Morphologically, the predominant factor responsible for fracture growth may lie in
the subarachnoid space (a leptomeningeal cyst), cerebrum (herniated brain), or ventricle
(dilated underlying ventricle with porencephalic cyst). These events constitute the
morphologic basis for the fracture types I, II, and III, respectively.[2]
There are two main hypotheses to elucidate why the incidence of GSF is higher in infancy
and early childhood than in adulthood.[1]
[6] One hypothesis states that during the first 2 years of life, rapid growth of the
brain and skull occurs; the dura adheres more tightly to the bone and thus is more
easily torn when the skull is fractured. The second hypothesis proposes that the skull
is thinner, less stiff, and more deformable, and in deforming it can more readily
tear the dura. In the early stage of GSF, the main damages to the brain and bone are
caused by the injury itself. However, the damages as well as the neurologic deficits
will increase during the progression of GSF, especially in the late stage. The neurologic
deficits cause the main disruption in the quality of life for most patients with GSF.

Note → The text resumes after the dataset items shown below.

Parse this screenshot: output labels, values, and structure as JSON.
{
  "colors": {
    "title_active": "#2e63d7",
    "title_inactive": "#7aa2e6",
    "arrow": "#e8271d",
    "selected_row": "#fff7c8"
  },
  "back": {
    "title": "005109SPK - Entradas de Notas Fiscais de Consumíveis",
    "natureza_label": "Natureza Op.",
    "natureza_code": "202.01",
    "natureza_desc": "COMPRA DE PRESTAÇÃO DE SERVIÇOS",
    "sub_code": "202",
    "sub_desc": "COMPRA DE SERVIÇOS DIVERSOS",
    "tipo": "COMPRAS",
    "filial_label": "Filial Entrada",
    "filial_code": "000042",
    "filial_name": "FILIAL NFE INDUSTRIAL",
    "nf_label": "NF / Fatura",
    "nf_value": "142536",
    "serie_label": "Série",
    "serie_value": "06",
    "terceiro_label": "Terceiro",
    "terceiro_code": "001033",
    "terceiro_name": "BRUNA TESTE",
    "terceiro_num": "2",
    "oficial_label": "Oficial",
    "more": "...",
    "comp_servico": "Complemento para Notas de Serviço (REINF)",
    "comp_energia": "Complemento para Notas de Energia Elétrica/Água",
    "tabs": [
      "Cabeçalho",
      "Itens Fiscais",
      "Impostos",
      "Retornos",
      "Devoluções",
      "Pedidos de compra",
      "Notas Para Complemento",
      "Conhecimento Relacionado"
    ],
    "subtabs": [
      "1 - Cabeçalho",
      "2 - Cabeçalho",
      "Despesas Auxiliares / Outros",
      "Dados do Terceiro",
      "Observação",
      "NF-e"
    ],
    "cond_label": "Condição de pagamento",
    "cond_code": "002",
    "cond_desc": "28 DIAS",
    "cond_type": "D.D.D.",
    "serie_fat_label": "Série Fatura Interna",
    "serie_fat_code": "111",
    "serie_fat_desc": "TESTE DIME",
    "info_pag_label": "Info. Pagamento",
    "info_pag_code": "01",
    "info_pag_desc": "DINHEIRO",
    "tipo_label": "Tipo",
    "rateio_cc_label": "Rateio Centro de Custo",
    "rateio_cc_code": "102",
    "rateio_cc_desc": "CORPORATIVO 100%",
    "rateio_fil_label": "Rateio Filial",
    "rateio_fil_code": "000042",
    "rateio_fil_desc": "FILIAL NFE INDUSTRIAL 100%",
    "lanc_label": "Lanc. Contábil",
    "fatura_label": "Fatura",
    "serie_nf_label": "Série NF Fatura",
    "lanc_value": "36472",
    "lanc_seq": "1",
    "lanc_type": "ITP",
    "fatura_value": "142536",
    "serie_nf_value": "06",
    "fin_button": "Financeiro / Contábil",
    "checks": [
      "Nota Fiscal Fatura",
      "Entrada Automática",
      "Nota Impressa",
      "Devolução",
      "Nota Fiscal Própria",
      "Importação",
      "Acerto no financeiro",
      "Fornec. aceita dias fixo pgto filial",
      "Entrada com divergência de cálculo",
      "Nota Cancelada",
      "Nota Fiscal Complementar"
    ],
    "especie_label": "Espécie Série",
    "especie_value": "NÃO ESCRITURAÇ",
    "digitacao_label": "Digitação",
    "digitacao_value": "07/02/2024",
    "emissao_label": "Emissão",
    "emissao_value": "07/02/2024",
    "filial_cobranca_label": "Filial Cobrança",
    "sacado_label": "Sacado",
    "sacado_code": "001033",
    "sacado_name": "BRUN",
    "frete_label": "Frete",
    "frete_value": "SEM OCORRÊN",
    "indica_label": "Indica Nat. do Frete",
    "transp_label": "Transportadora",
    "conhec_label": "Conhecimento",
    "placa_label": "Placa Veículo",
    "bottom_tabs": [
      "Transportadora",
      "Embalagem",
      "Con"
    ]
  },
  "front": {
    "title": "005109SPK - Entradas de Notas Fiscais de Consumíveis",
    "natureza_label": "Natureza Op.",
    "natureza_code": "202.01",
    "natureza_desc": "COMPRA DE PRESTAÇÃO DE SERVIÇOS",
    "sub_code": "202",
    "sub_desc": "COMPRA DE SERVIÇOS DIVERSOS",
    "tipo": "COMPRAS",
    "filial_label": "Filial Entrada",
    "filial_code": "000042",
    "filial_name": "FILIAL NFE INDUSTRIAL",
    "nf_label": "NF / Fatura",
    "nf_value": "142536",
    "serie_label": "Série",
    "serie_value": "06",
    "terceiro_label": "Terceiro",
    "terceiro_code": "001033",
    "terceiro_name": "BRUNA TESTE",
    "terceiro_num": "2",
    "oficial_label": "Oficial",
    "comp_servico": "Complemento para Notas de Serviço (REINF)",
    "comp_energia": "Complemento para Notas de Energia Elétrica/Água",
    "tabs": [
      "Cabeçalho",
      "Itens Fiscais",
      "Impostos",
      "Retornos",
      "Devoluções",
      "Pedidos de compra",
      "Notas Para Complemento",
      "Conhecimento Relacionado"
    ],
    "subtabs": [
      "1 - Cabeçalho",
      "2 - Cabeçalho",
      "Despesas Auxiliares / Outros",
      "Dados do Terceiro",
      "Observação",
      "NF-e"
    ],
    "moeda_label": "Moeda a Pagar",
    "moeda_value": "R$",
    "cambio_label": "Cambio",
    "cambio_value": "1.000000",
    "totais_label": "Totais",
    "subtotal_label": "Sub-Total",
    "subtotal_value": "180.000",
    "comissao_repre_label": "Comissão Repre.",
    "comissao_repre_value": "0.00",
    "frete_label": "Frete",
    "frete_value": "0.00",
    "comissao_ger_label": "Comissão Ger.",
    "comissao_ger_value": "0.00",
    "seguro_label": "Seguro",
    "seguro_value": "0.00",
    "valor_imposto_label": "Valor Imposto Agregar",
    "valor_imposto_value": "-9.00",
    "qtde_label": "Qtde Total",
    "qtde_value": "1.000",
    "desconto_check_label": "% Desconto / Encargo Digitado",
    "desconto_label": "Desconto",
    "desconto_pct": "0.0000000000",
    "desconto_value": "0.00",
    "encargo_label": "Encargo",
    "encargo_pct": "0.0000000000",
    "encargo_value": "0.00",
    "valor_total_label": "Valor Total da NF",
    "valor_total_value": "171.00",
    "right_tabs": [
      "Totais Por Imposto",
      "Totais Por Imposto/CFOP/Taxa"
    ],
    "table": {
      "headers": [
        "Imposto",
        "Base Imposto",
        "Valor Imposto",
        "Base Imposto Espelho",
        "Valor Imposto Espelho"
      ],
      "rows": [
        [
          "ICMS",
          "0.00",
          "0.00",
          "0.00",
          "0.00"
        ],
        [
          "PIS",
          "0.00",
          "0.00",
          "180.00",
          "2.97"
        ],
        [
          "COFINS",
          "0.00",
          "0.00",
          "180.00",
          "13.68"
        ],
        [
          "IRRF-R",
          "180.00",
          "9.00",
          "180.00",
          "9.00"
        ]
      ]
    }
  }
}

Against this background, reasonable classification of the progression of GSF as well
as early diagnosis and rational surgical treatment for GSF will lead to improvement
in prognosis.[1]
In 1961, Lende and Erickson reviewed the literature on this subject and emphasized
on four essential features[7]: (1) skull fracture in infancy or early childhood; (2) dural tear at the time of
fracture; (3) brain injury underlying the fracture; and (4) subsequent enlargement
of the fracture resulting in a cranial defect. During trauma, which leads to fracture
skull, the underlying dura gets torn. The developing brain exerts continuous pulsatile
pressure, which widens the defects. Associated injury to the leptomeninges and brain
facilitates the process, and increases the chance of growing fracture of skull. There
is progressive resorption of the dural and bone edges, which leads to increase in
size of the defect and cranial asymmetry. Repair of the defect should therefore be
performed as soon as the diagnosis is made. Delay in the procedure makes the operation
more difficult. It may also increase neurologic deficits by producing parenchymal
herniation with subsequent gliosis. Every infant/child who has sustained the trauma
should undergo a plain X-ray to rule out any fracture. If a fracture is found, CT
scan should be done to rule out injury to the brain. Based on the CT appearance, GSFs
are subdivided into three types. Type I refers to GSF with a leptomeningeal cyst,
which may be seen herniating through the skull defect into the subgaleal space. Associated
brain damage or gliosis is seen in type II, whereas type III is associated with porencephalic
cyst. At surgical repair, the scalp is separated from the swelling, bone is drilled
all around, and the dural margin is identified. The stretched pericranium is preserved
for duraplasty after excision of gliotic brain. Skull defect can be closed using split-thickness
bone graft, Osteomesh or titanium mesh. Titanium mesh is used in children with younger
than 5 years in whom the skull growth is completed.[1]
[2]
Conclusion
GSFs although uncommon can occur in infants and children of younger than 3 years.
Children with significant scalp hematoma should undergo X-ray skull to rule out underlying
fracture.
Herniation of the brain matter and underlying dural tear that can extend beyond the
bony defect can make management challenging.